Sizing a Kubernetes workload comes down to two values per container: requests (the floor the scheduler guarantees) and limits (the ceiling the kernel enforces). The percentile work above feeds directly into these — set requests close to your P95 so the scheduler has enough information to pack effectively, and set limits with headroom above P99 to absorb bursts without throttling.

Understanding the power of Kubernetes bin packing

Once you understand the compute requirements of your workload, you need a platform that lets you optimise how those workloads are placed onto your servers. This is where Kubernetes — and its bin-packing scheduler — comes in.

A game of Tetris being played, used as an analogy for Kubernetes bin packing of pods onto nodes — Kubernetes bin packing: like Tetris, but for your workloads.

Bin packing works much like Tetris.

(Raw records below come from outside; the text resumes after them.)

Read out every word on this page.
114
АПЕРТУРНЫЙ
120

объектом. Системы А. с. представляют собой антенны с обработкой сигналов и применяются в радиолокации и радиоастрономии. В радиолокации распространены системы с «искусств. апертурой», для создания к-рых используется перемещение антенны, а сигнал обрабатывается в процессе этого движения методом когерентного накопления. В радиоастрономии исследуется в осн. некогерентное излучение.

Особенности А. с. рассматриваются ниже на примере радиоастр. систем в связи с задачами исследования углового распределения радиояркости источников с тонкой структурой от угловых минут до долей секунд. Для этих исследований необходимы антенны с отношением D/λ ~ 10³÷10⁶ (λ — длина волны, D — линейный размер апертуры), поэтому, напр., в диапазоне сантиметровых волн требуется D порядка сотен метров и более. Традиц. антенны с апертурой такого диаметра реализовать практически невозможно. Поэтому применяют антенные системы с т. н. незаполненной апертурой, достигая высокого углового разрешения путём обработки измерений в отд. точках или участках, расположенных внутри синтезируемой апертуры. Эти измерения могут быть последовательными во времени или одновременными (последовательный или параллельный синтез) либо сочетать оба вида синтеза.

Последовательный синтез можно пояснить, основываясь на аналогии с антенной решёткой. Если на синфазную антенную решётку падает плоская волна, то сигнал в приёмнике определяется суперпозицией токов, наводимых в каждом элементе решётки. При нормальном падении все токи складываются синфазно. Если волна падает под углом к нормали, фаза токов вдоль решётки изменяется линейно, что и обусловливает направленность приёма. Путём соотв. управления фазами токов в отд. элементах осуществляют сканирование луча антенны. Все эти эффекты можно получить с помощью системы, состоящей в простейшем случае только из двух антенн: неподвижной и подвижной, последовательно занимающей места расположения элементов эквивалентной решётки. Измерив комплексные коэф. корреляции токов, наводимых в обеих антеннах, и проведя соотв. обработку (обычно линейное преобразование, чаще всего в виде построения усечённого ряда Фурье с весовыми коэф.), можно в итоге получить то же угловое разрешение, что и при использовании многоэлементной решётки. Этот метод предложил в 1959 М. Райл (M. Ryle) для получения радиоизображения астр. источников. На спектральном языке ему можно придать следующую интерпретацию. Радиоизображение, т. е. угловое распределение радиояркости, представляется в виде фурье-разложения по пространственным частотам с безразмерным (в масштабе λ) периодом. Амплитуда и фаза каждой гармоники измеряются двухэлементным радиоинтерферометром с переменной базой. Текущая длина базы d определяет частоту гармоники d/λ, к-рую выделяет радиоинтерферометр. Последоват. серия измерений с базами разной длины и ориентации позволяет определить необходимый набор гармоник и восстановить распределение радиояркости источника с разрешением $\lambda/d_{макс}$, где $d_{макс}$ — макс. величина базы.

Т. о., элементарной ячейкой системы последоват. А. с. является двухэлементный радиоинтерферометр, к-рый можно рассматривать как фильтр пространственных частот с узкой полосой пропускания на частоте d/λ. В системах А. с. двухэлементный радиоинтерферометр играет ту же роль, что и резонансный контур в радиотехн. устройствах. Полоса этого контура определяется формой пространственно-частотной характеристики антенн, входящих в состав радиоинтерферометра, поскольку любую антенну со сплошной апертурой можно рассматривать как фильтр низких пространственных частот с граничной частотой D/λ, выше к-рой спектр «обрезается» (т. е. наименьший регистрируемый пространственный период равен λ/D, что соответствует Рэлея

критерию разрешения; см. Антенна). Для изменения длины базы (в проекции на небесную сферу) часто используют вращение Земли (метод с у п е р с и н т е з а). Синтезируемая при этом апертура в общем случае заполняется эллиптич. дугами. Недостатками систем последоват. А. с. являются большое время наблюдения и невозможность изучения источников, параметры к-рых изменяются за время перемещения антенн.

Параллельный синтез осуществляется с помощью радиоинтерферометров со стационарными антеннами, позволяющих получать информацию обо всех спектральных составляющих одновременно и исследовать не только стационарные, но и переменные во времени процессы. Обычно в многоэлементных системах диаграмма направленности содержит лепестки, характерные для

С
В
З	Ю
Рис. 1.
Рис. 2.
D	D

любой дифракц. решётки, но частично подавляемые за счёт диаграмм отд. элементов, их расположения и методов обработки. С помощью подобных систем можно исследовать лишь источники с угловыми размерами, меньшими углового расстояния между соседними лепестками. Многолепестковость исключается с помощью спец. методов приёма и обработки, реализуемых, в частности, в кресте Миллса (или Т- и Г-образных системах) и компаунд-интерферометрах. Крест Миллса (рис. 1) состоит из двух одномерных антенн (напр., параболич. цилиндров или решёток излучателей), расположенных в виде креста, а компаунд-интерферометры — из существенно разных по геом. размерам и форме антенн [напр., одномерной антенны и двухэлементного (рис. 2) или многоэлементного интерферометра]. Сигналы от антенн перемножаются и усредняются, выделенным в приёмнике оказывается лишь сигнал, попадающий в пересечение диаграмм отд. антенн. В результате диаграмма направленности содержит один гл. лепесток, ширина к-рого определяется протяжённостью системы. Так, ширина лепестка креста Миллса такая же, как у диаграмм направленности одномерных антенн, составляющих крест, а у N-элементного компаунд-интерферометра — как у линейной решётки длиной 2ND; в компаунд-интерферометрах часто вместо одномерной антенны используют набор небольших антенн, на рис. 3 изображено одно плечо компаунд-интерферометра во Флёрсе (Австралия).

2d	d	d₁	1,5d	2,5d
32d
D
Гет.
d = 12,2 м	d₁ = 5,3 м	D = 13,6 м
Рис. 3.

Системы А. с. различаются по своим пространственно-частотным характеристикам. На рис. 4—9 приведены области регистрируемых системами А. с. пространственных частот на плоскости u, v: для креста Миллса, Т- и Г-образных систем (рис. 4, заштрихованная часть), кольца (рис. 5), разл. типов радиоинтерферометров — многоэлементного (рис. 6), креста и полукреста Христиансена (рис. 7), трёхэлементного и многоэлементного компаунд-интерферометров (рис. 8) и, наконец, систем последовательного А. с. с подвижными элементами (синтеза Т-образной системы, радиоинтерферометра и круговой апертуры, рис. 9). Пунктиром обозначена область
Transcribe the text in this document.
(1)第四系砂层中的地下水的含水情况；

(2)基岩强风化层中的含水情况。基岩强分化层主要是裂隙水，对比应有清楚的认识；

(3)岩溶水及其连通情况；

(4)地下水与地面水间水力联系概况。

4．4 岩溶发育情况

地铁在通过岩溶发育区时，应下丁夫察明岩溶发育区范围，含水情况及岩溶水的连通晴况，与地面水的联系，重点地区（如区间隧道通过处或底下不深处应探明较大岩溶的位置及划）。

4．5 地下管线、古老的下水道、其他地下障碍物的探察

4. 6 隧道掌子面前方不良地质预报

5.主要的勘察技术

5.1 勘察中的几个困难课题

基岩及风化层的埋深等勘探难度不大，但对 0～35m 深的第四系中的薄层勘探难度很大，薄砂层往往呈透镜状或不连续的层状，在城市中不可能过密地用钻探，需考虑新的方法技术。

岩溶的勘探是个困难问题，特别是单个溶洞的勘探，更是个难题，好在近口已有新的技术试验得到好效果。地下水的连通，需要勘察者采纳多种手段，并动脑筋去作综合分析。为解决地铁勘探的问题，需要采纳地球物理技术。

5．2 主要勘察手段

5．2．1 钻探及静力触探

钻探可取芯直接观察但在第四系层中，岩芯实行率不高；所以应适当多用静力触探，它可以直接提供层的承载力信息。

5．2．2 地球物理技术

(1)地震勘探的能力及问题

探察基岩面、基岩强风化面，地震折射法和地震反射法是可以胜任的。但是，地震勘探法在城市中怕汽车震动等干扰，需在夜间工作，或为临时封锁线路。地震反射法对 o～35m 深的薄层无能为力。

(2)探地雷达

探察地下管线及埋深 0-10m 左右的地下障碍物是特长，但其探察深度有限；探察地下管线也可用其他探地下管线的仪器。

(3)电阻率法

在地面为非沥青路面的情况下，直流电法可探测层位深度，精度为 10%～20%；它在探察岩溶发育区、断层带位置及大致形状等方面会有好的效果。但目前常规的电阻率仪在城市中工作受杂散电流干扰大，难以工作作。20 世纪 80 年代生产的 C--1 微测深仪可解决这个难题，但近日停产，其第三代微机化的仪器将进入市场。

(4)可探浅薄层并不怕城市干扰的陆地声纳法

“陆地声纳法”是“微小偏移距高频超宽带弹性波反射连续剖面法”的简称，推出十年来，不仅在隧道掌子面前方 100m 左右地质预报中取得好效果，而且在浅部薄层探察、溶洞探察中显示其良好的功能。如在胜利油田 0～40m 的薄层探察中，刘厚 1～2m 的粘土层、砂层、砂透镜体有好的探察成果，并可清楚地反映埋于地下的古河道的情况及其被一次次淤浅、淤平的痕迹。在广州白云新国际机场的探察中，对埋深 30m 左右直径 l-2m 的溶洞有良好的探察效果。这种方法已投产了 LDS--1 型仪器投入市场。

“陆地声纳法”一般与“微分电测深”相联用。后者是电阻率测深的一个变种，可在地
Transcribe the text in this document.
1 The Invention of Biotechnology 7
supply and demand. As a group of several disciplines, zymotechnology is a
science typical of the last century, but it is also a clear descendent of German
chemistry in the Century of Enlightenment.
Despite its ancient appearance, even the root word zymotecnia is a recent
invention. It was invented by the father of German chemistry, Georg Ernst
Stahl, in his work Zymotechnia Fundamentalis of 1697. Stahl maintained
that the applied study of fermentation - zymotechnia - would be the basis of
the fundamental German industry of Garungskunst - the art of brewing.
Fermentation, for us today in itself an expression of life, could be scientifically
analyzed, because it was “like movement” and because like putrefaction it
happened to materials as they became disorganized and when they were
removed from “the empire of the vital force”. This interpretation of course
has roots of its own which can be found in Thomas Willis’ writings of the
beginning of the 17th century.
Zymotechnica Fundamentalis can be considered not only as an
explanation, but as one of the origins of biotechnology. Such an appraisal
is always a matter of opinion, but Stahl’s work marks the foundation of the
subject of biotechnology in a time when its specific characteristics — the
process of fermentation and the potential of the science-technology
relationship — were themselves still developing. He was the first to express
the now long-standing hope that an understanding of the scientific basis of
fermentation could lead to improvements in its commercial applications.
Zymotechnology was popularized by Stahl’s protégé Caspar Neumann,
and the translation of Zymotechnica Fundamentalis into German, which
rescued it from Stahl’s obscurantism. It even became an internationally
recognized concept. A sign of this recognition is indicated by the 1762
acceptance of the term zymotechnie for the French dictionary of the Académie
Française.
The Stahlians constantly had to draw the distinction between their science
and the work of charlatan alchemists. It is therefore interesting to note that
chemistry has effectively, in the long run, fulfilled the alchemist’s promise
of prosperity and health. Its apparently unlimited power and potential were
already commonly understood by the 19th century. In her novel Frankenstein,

Think of each piece as an application workload. Kubernetes takes these container workloads and places them on the same node to maximise resource utilisation. The security, resource sharing and isolation of these containers are also managed by Kubernetes — but that is a topic for another post.

Kubernetes lets you treat compute (CPU and RAM) as a pool rather than a collection of individual servers. This shift in perspective lets you reason about compute requirements across the whole organisation and hand the divvying-up of those resources to the scheduler.

Going further: spot capacity, savings plans, and FinOps

Right-sizing and bin-packing get you a long way, but the next levers worth pulling are pricing-based:

Spot / preemptible instances for stateless, fault-tolerant workloads can cut compute cost by 60–90%. Tools like Karpenter on AWS and GKE Autopilot on GCP make spot adoption far less painful than it used to be.
Savings Plans / Committed Use Discounts reward predictable baseline usage with substantial discounts in exchange for a 1- or 3-year commitment.
FinOps as a practice. The FinOps Foundation framework gives finance, engineering and product a shared language and operating model for managing cloud spend. If cost management is becoming a recurring conversation, formalising it as FinOps is usually the right next step.

Key takeaways

Start with compute — it is almost always the biggest line item.
Measure utilisation, not just spend. Bills are not a substitute for telemetry.
Use percentiles (P95/P99) rather than averages when sizing.
Set Kubernetes requests near P95 and limits above P99.
Prefer always-on elastic infrastructure over scheduled shutdowns.
Layer pricing tools (spot, savings plans) on top of a healthy utilisation baseline.

I will dig deeper into stateful workloads, cluster autoscaling strategies and FinOps tooling in upcoming posts.